Is living in urban space that is bureaucratically regulated in this way so comfortable? Why do we accept this state of affairs?

The Space of Power, The Power of Space is a scathing critique of contemporary (mostly modern and postwar) architecture embedded within a broader critique of society (as opposed to a “world”), labor (as opposed to “work”), and our relationship to privacy, which Yamamoto regards as a form of enslavement given the context in which it has arisen. His theories draw heavily on Hannah Arendt, particularly The Human Condition and her writings on totalitarianism and political life. This is a work that questions the authority of the bureaucratic apparatus as it manifests in the built environment.
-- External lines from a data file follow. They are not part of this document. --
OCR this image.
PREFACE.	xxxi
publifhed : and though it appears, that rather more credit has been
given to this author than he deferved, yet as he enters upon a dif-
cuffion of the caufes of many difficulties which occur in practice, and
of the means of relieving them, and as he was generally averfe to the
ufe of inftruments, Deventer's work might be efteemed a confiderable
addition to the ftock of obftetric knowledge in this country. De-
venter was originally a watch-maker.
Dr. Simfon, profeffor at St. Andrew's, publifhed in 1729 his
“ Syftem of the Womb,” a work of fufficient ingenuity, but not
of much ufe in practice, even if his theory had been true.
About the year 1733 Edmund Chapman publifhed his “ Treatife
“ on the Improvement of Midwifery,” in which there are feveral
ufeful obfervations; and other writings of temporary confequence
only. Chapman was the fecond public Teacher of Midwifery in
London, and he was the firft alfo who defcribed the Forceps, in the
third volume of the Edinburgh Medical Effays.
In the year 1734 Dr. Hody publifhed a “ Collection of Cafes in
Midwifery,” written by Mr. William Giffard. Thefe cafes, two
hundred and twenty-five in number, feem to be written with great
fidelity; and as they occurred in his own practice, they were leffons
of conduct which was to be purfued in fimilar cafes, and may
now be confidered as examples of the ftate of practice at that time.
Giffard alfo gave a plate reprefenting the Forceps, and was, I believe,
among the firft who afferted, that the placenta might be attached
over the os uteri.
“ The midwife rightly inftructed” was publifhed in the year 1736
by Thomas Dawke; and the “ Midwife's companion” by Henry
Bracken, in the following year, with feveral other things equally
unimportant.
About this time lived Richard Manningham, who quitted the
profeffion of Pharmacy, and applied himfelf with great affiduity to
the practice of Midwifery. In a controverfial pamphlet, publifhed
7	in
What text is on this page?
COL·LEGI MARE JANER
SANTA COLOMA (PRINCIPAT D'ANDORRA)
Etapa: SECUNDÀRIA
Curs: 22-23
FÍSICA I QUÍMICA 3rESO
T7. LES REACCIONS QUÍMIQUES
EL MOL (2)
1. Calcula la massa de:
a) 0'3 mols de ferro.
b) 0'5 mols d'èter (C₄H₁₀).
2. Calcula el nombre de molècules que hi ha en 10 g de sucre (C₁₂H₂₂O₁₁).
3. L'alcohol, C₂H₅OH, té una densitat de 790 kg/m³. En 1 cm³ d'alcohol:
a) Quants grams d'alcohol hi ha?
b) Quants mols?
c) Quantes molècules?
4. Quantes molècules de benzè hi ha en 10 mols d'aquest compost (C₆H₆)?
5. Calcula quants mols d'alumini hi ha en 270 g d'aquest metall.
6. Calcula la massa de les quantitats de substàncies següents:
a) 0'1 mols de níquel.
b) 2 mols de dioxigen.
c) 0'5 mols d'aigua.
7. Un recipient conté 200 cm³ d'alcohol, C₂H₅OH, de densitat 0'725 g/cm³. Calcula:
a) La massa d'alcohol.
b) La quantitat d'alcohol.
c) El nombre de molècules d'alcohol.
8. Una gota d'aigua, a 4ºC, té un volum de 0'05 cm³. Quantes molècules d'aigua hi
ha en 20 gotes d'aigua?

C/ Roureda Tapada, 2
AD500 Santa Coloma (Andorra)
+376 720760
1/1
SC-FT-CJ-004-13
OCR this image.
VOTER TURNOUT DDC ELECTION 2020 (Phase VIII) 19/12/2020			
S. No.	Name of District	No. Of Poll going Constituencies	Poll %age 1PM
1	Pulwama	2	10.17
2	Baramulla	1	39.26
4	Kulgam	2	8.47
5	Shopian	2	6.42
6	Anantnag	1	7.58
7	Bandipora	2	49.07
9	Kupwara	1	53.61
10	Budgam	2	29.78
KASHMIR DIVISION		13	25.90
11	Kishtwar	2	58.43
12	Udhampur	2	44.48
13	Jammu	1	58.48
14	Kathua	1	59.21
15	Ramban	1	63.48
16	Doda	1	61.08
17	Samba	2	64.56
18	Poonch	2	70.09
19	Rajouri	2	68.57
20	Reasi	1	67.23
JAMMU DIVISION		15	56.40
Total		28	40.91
The book begins by examining how housing has evolved since the Greeks’ conceptualization of the polis, extending into a critique of how capitalism, communism, and various political philosophies have inadvertently enslaved us as wage laborers in a society built for consumption, one in which individuals are reduced to units of labor power through an act of dehumanization. I found the ideas illuminating, particularly in how they challenged my understanding of concepts such as social and workers’ housing (of which he is especially critical), privacy, and the functioning of societies. Yamamoto is equally severe in his critiques of communism and capitalism, linking the development of workers’ housing and our modern conception of privacy to the overall degradation of “society,” which he interprets in purely economic terms, as opposed to a “world,” which consists of durable things imbued with lasting meaning.

Yamamoto is part of a team conducting one of the largest longitudinal surveys on vernacular architecture in villages, an effort that appears to inform his vision of community and of how things might be otherwise. He sees economic growth as a so-called modernizing function that, in reality, moves us backward, isolating us in a one-family-one-house system that breeds loneliness and, ultimately, totalitarianism, as plurality and identity are stripped away. While many of his examples are drawn from postwar Japan, he also engages extensively with Germany and Europe more broadly.

The translation is occasionally rocky and contains minor errors. The book also includes redundancies and at times reads like a thesis. Nonetheless, it is highly readable and illuminating.